Monday, July 23, 2018

Introduction

Genius recipes surprise us and make us rethink cooking tropes. They’re handed down by luminaries of the food world and become their legacies.
They get us talking and change the way we cook. And, once we’ve folded them into our repertoires, they make us feel pretty genius too.
This is how I framed Genius Recipes when I launched it as a weekly column on Food52 in June 2011. In the years since, the definition really hasn’t changed: These recipes are about reworking what we’ve been taught and skipping past all the canonical versions to a smarter way.

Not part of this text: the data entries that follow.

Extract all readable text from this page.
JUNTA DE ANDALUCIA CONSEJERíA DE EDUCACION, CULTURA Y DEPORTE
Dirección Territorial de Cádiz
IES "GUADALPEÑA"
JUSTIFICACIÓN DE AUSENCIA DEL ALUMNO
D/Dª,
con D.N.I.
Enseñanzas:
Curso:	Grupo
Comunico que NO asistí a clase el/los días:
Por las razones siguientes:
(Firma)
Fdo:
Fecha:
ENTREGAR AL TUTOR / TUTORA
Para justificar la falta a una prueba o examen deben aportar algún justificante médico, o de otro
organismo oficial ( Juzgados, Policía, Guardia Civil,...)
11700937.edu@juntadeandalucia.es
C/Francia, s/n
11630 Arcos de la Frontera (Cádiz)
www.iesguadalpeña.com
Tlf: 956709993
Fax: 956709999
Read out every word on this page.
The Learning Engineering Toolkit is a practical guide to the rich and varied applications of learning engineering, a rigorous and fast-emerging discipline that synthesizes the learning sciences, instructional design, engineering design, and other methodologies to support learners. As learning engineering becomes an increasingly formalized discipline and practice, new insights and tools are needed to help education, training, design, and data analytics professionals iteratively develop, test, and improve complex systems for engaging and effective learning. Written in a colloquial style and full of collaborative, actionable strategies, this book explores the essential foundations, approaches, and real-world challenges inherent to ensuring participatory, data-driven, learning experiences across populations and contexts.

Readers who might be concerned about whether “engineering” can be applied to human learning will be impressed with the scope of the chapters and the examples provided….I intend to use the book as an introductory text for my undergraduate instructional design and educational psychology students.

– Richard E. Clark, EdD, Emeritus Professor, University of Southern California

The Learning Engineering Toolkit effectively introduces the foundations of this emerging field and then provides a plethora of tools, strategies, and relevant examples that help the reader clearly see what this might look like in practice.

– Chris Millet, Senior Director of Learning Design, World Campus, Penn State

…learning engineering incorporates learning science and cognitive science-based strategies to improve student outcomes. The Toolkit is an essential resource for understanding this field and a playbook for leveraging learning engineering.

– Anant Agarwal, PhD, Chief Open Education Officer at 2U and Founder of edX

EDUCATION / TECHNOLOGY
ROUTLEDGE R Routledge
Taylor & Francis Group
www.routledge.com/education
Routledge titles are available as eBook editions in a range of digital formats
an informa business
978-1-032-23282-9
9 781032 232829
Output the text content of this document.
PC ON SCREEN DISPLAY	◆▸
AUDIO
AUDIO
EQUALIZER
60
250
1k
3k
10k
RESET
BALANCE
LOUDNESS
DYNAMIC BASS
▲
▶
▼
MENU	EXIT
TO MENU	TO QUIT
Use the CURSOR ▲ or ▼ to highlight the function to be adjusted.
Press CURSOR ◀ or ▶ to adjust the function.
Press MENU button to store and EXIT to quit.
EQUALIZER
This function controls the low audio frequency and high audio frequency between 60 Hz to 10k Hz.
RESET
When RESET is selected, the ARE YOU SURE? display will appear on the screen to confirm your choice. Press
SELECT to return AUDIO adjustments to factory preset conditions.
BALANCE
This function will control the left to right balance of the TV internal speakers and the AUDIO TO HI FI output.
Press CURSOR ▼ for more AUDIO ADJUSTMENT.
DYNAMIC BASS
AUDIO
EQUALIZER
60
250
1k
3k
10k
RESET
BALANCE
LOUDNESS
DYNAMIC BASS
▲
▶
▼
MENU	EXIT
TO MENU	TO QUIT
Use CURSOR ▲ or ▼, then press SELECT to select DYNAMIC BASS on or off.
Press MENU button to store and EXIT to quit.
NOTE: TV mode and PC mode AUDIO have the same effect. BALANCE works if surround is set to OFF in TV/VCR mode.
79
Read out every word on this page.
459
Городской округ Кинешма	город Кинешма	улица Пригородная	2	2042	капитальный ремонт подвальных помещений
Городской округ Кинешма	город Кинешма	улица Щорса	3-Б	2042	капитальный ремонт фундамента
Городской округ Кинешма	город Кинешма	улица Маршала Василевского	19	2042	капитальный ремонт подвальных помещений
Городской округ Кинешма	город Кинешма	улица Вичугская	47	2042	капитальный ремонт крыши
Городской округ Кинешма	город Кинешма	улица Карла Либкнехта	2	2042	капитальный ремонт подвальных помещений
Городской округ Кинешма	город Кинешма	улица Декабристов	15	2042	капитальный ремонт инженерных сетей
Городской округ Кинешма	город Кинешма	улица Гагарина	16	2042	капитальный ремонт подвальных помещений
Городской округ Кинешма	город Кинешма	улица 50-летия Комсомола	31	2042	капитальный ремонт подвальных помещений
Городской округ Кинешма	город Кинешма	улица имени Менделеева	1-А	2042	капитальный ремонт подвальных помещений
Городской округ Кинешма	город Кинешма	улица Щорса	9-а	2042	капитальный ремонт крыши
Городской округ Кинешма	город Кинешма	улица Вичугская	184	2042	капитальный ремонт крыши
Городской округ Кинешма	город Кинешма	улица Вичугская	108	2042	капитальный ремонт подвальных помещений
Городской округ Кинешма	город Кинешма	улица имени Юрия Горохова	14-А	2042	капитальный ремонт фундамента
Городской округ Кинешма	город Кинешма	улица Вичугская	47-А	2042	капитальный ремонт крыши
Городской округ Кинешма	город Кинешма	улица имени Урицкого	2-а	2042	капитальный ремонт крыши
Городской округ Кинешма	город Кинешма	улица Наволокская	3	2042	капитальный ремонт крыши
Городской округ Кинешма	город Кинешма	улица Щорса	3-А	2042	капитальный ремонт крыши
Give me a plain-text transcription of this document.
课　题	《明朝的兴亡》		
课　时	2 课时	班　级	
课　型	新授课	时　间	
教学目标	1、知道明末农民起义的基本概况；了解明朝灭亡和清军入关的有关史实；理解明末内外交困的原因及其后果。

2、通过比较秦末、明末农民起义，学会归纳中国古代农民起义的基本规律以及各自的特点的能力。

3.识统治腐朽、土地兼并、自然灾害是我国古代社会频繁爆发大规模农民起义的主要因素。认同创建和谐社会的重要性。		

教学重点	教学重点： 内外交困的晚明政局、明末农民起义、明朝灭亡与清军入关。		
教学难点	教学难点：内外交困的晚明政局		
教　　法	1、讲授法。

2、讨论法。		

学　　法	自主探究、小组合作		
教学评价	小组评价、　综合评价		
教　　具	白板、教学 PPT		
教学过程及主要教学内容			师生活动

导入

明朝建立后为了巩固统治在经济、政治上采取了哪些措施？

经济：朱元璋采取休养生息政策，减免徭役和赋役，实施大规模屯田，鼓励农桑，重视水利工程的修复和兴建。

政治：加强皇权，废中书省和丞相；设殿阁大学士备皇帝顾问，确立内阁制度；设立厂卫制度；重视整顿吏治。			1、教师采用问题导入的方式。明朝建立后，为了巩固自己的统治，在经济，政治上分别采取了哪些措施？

For example, if you were to look to a classical text or cooking class, you’d probably think you’d need to truss and flip and baste a chicken as you’re roasting it. And there’s nothing necessarily wrong with any of that—you will probably get a good dinner out of the exercise. But Barbara Kafka, in writing the cookbook Roasting: A Simple Art in 1995, perfected roasting everything, from mackerel to turkeys to cucumbers. She puts chicken in the oven, legs akimbo, at a raging 500°F (260°C), then hardly touches it. Hers is the juiciest roast chicken I’ve tasted, and has the crispiest skin, without fussing—so why would you?
This book is full of happy discoveries like this roast chicken, drawn from the experience of the best cookbook authors, chefs, and bloggers around. No one cook could have taught us so much. From historic voices in food like Marcella Hazan, Julia Child, and James Beard to modern giants like Ignacio Mattos and Kim Boyce, we’ve learned that making something better doesn’t mean doing more work—and oftentimes, it means doing less. If you look to the people who’ve spent their careers tinkering with these dishes, they’ll often show you a better way to make them.
Here in this collection are more than one hundred of the most surprising and essential genius recipes. Some are greatest hits from the column that keep inspiring new conversations and winning new fans. I also dug up a bunch more recipes, like Marion Cunningham’s famous yeasted overnight waffles and Dorie Greenspan’s apple cake with more apples than cake, to stock our kitchens and keep us cooking and talking. You’ll also find new tips and variations and a good number of mini-recipes alongside the full-length ones. These genius ideas were simple enough to distill into a paragraph or two and made the collection whole. My hope is that this book, held all together, can act as an alternative kitchen education of sorts.
Some of the recipes are already legends: If you’ve been reading about food for a while, you’ve probably already heard of the tomato sauce with butter and onion, the no-knead bread, the one-ingredient ice cream. I love sharing these on Food52, because it seems everyone has an opinion and a good story to tell.
A handful of others are tricks I stumbled across myself: The oddball ingredient I saw when I trailed in the kitchen at Le Bernardin. The simple carnitas I found in an old Diana Kennedy cookbook when I was missing the burritos at home in California. The winning ratatouille after I tested four in a day. The dessert served at the James Beard Awards that Melissa Clark posted on Instagram—watch out, world: I’m paying attention!
But if we had to rely on me, Genius Recipes would have been a nice little series that would have petered out long ago—and it surely wouldn’t have evolved into a book. I’d hoped I would have help finding the gems, since the spirit of better cooking through community has always driven Food52. But I couldn’t have known that the tips would just keep coming—that the majority of the recipes I would gather, and the most unexpectedly brilliant ones, would come from emails and tweets and conversations with the Food52 community, fellow staffers, and other writers, editors, and friends.
I wouldn’t have looked twice at a soup made of cauliflower, an onion, and a whole lot of water. And broccoli cooked forever is almost daring you not to. But cooks from Food52 said these were worthy of genius status, and they were right. Genius Recipes is proof of the power of crowd-sourcing and curation, but also of listening and trusting other cooks. Even though many of these recipes have been around for years, some for decades, only now can we gather and share them so quickly.
I hope you will use the recipes in a number of ways. Some may become formulas (I don’t make roast chicken or guacamole or oatmeal any other way anymore). But others, I hope, will be jumping-off points. Maybe you’ll make the kale panini just as written, then next time you’ll use collards or whatever greens you have, or start making just the quick pickled peppers to keep around. As soon as you make the olive oil and maple granola once, if you’re like the legions of commenters on Food52, you’ll start tweaking it and making it your own.